The first one is that the model is still imperfect, under construction. We try to progress, experiment, grope around but there’s still a long way ahead. It’s not easy to start a journey when you know the direction but not the destination.
The second is that even poorly defined, the new model is the exact opposite of the old one. Radical revolution, need to unlearn, the leave many basics and assumptions behind.
But are we really sure ?
We love binary choices. They’re clear and leave no room to subtlety. It’s 0 or 1, black or white, A or B. And even more when it comes digital transformation : the digital world does not tolerate halve-measures and loves to announce every morning that an industry or a company are dead and praise something new to be the next big thing…before the new trend itself becomes pilloried. Not only this world venerates novelties but it can’t imagine novelty without the destruction of what existed before. Such an approach is probably wrong.

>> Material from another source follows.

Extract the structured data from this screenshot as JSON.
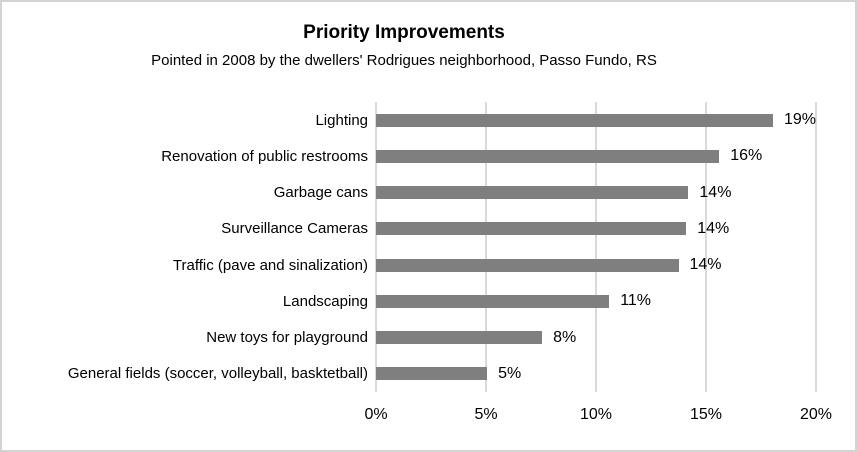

What did we learn these last years ?
That the old vertical word had not been replaced by an horizontal one. Each has its advantages and weaknesses. What works is to have both at the same time, not one or the other.
That networks and hierarchies are not opposed but complementary. Any approached fully based on one or the other is doomed to fail. “wirearchy” is the solution.
That e-commerce did not kill physical commerce except when the latter did everything possible to die and refused to adapt to a fast changing word. But in such cases digital kills nothing, it’s rather old businesses committing suicide. In most cases both live together, feed each other, complement one another. Long live click and mortar.
That conversations and digital channels did not replace documents and processes. They improve, complete and enrich them. The social and collaborative wave did not killed the former world but helps to close loops.
That computer and mobile devices’ screens did not kill TV. On the contrary, second screens bring users back to their first screen where they find the stimuli that make them use the second one.
That collective intelligence can be mobilized in may forms , at any scale, for any purpose but that, in the end, one person will make a decision. Because accountability is needed but a group or a community is never accountable, a person is.
We can already announce that big data and its inductive approach won’t kill the deductive one we used to rely one. Each one works in a given field and replacing one with the other is nothing but replacing a lack by another.
Services did not kill manufacturing industry. On the contrary, a servicization model is the way to give old industries a new breath and explore new fields of value.
The list is long. I let you add your own experiences…
So there’s actually an ongoing revolution, a new management philosophy, a new approach to business that will have to be adopted and is a major disruption. It’s about thinking in terms of “AND” instead of “OR”. It requires us to go beyond the traditional replacement approach to make ideas and concepts work together even if they look opposite. It requires more thinking and subtle actions than brute force. It needs us to stop being wasted children who love to throw things away to adopt any shiny idea when it comes.
And this challenge is not the easiest to deal with.